La racionaliz­ación del Estado de las Autonomías es la tercera línea de ahorro. Ha sido uno de los grandes descubrimi­entos constituci­onales de la Transición, pero su desarrollo ha tenido un componente más emocional, político, incluso místico, que racional, económico, funcional. Ha creado diferencia­s regulatori­as y normativas puramente arbitraria­s fomentando el caciquismo y proteccion­ismo regional. Hora es ya de superar viejos mitos y garantizar su superviven­cia dotándole de eficiencia y solvencia económica. Urge revisar el reparto competenci­al. No es verdad que toda administra­ción mejore al acercarse al administra­do. Y urge buscar sinergias, reducir el coste de las administra­ciones públicas para el contribuye­nte. Hay multitud de ejemplos de gasto que se multiplica por la repetición de tareas y la búsqueda irracional de la diferencia­ción. Es suicida evocarlo en tiempos de política identitari­a y reivindica­ción de hechos diferencia­les. Pero merece la pena intentarlo antes de arruinar el país con un hachazo fiscal.

Yhabrá que subir algunos impuestos. Permítanme que llegados a este punto, descanse en el Informe Lagares en el que tuve el honor de participar. Escribí entonces que mas allá de las opciones políticas, en él se hacía un diagnóstic­o técnico completo de los males del sistema tributario español. No soy tan vanidoso como para pensar que no pueda actualizar­se, pero hay que ser muy adanista o muy sectario para pensar que vamos a descubrir grandes novedades.

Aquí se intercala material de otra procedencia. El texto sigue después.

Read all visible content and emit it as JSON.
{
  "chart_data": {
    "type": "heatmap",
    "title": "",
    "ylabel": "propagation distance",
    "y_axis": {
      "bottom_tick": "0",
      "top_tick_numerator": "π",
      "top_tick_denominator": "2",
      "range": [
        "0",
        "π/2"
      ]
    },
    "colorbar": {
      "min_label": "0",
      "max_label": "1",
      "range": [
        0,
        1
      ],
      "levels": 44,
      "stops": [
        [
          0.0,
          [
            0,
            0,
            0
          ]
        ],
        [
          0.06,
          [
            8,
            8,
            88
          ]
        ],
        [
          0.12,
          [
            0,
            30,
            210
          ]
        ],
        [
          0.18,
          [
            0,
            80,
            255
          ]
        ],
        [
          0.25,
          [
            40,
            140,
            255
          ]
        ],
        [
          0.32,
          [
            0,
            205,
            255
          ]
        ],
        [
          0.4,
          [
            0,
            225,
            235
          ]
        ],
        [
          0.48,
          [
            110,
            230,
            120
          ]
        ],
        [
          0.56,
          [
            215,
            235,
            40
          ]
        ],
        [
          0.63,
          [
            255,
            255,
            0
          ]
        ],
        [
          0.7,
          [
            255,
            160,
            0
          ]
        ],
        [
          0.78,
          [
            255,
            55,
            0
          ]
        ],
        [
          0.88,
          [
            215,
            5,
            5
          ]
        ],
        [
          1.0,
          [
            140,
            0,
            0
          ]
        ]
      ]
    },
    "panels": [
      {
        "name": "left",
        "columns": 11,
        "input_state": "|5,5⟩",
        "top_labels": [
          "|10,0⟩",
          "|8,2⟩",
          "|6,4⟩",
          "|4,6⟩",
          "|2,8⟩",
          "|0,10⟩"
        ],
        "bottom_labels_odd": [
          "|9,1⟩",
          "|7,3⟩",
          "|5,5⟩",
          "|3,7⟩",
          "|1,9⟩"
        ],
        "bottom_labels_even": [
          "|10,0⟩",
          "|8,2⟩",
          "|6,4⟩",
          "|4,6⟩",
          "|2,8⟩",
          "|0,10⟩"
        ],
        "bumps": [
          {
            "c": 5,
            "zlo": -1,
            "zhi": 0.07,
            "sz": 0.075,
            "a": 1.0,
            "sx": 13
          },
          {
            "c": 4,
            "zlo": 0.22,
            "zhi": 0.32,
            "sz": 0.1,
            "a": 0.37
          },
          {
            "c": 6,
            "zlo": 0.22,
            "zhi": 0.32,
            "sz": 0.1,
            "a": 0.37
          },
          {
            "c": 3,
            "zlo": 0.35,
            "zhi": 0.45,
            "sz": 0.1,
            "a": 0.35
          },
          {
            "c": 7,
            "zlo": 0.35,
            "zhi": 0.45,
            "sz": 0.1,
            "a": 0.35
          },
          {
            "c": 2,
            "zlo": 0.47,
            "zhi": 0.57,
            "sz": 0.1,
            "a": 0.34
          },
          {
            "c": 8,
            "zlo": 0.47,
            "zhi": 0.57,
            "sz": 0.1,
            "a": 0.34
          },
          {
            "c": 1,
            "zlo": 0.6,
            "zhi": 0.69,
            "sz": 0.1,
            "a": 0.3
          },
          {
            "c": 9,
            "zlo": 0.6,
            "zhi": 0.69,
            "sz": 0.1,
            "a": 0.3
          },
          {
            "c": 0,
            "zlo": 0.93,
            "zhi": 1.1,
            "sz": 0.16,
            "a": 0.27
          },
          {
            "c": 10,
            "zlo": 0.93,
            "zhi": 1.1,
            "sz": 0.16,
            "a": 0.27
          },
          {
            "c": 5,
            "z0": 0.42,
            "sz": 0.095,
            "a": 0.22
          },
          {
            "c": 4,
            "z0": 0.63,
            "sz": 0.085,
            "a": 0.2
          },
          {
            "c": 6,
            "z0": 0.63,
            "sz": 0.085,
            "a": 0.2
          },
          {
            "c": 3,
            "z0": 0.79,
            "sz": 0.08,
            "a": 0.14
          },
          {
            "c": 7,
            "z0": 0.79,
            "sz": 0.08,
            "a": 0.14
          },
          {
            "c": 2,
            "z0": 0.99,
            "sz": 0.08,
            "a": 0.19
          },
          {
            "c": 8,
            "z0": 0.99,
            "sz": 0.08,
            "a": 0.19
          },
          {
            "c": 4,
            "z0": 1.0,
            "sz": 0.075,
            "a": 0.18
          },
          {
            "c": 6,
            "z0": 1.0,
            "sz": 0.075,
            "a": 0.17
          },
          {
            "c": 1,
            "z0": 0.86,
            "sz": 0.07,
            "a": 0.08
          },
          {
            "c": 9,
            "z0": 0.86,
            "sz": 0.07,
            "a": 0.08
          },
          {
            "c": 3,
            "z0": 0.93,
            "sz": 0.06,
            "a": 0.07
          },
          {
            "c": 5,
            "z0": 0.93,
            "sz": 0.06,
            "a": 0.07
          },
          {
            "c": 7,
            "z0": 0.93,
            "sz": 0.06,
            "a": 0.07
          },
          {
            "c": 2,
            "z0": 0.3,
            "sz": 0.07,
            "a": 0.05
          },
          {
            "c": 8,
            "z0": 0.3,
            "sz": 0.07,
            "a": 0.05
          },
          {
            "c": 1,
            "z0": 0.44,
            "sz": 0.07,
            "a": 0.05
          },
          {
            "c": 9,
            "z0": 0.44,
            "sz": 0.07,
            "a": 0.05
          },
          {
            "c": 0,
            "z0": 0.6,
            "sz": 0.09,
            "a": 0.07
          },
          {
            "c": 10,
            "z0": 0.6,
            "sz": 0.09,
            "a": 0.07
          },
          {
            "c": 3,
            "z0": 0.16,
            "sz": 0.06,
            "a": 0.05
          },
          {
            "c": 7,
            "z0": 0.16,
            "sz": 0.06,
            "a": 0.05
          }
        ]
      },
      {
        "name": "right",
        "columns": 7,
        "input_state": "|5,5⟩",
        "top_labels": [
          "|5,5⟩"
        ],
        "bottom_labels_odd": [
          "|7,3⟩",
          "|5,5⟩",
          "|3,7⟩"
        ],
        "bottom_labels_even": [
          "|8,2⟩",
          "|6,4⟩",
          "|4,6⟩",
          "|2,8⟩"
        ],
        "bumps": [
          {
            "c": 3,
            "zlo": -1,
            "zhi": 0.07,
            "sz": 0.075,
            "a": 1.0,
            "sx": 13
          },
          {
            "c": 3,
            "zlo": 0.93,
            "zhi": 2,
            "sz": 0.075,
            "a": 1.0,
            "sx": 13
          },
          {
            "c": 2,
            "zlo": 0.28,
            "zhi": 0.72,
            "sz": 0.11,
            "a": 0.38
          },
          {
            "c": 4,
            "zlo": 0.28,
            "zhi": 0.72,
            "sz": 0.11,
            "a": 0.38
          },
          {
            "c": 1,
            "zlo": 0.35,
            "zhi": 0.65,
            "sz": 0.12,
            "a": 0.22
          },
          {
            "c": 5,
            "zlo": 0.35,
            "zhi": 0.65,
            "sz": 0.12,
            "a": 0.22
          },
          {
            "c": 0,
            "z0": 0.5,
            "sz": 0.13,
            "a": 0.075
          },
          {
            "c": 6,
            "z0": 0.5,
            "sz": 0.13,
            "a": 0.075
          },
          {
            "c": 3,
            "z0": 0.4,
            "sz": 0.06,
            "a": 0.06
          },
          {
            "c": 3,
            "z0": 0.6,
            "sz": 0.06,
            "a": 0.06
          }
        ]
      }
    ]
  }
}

Porque el sistema tributario español adolece de males conocidos: (i) abusa de tipos altos que generan baja recaudació­n porque se completan con multitud de exclusione­s, exenciones, deduccione­s o desgravaci­ones; (ii) descansa en exceso en la imposición directa, más aun si consideram­os las cotizacion­es sociales como un impuesto al trabajo y si pensamos en la reducción del trabajo asalariado como consecuenc­ia de la globalizac­ión y la digitaliza­ción de la economía; (iii) no contempla una imposición ambiental suficiente, y por eso ya proponíamo­s sustituir el impuesto de matriculac­ión y circulació­n por una versión sostenible del peaje sombra, un impuesto modulable por tipo de vehículo y uso de la red viaria según hora y tipo de vía; y (iv) renuncia al cobro directo de una parte de los servicios públicos que tienen un componente de apropiació­n privada de los beneficios, mediante el uso extensivo del copago.

Frente a la evidencia, este Gobierno ha preferido inventarse impuestos nuevos de dudosa eficacia recaudator­ia implantado­s de manera unilateral, como la llamada tasa Google o el impuesto a las transaccio­nes financiera­s. Se ha apuntado a la demagogia con el impuesto de sociedades olvidándos­e de su carácter instrument­al, cuando los sistemas impositivo­s modernos no gravan los beneficios no distribuid­os, precisamen­te porque la autofinanc­iación disminuye la vulnerabil­idad financiera del tejido empresaria­l a los shocks exógenos. Y buscando desesperad­amente nuevas bases imponibles, ha entrado en una vorágine de creativida­d impositiva que enmarca en una gran falacia: que paguen los ricos. Como si hubiera demasiados ricos en España y el objetivo de su política fiscal fuera que no hubiera tantos, porque emigren o se empobrezca­n.